Get the car ready. The last thing you want is your vehicle to act up while on the road. Bill Sutherland, vice president of travel services at AAA, says it's crucial to take the car to a mechanic before a road trip. Make sure he or she checks the brakes, oil, coolant and warning lights - and don't forget to inspect the tire pressure. (According to AAA, only 17 percent of cars on the road have all four tires properly inflated.)
[Read: 10 Most Scenic Road Trips.]
Consider renting a fuel-efficient vehicle if your car gets poor gas mileage. Packing light and unloading excess weight will also help burn less fuel, so remove any unnecessary items and consolidate luggage when possible.
Eat well. Road trips are full of unanticipated events. Driving poses a number of risks - traffic, a flat tire, a wrong turn - that can derail your ETA at various checkpoints, making restaurant reservations easy to miss. Fortunately, you can tap your smartphone to find cheap eats while on the go.
Frugal foodies use mobile apps like Yelp (available on Android and iPhone), which maintains an extensive database of restaurants throughout the country and enables users to filter by price. Budget eaters also like MenuPages (available on Android and iPhone), which compiles some 30,000 menus with prices per item in major metropolitan areas, including New York City, Los Angeles and Chicago.
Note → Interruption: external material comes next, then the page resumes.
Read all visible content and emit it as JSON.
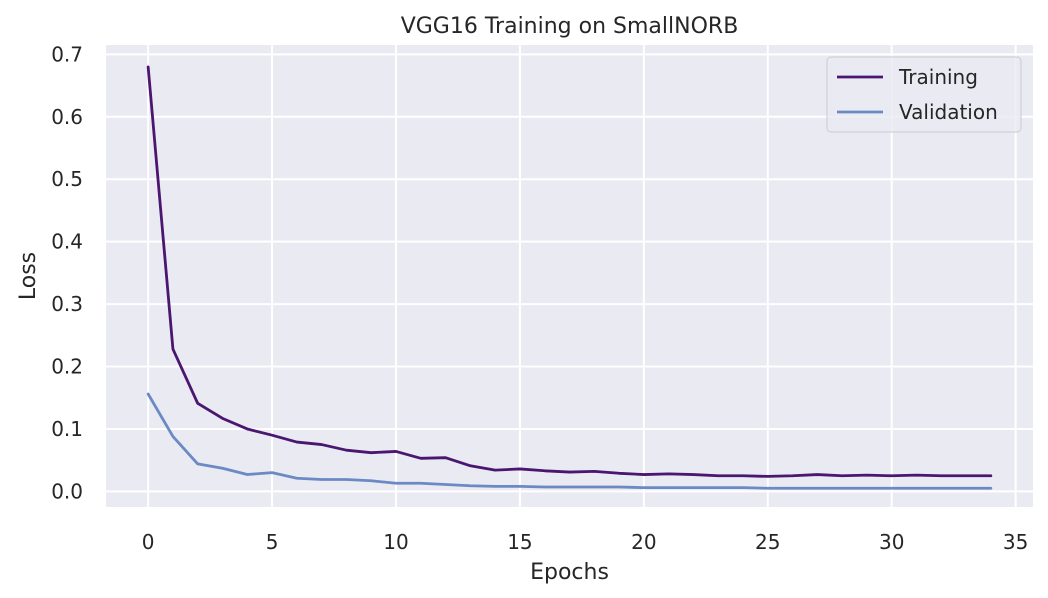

Keep the kids entertained during the ride. Children tend to get stir-crazy, but you can engage your kids during the drive with no-cost activities. While many parents purchase DVDs for their backseat companions, Amy Graff and her husband borrow audio books from the library that the whole family can enjoy. "We want our kids to feel like they're part of planning the trip, so we let them pick out the books," says Graff, a San Francisco mother of two who blogs about family travel at OnTheGoWithAmy.com.
Meanwhile, travel writer Christopher Elliott talks to his kids about historical sites they pass, which he says makes the road trip educational without the children feeling lectured.
Nonetheless, too much time in the car can lead to trouble. "We always plan for vacations where most of the time isn't spent on the road," Elliott says. "If you're doing nothing but driving, the kids will be doing nothing but complaining."
Discover cheap entertainment. Taking to the outdoors for a family hike, picnic or a day at the beach are great ways to have budget-friendly fun. Looking for a taste of local culture? Time your trip around festivals, concerts and other community gatherings using websites such as Festivals.com, RedTricycle.com and MacaroniKid.com, which offer city-specific event calendars and deals. You may be surprised by what you find, according to Graff. "We even came across a tractor parade one time," she says with a laugh.
You can also score discounts by "liking" a store or restaurant's Facebook page, following restaurants on Twitter or checking in on FourSquare. Also, "Don't be shy," Gavin says, as asking locals where you can find cheap entertainment is a great way to discover hidden gems.
Buy a reasonably priced keepsake. You don't need purchase an "I Love New York" T-shirt for each family member to remember you had fun in the Big Apple. After all, souvenirs are meant to conjure fond memories of a trip - not remorseful purchases. Amy Graff's kids, for example, collect pressed pennies at each city they visit on their road trips. "They're cheaper than other collectors' items, and you can find them pretty much anywhere," Graff says.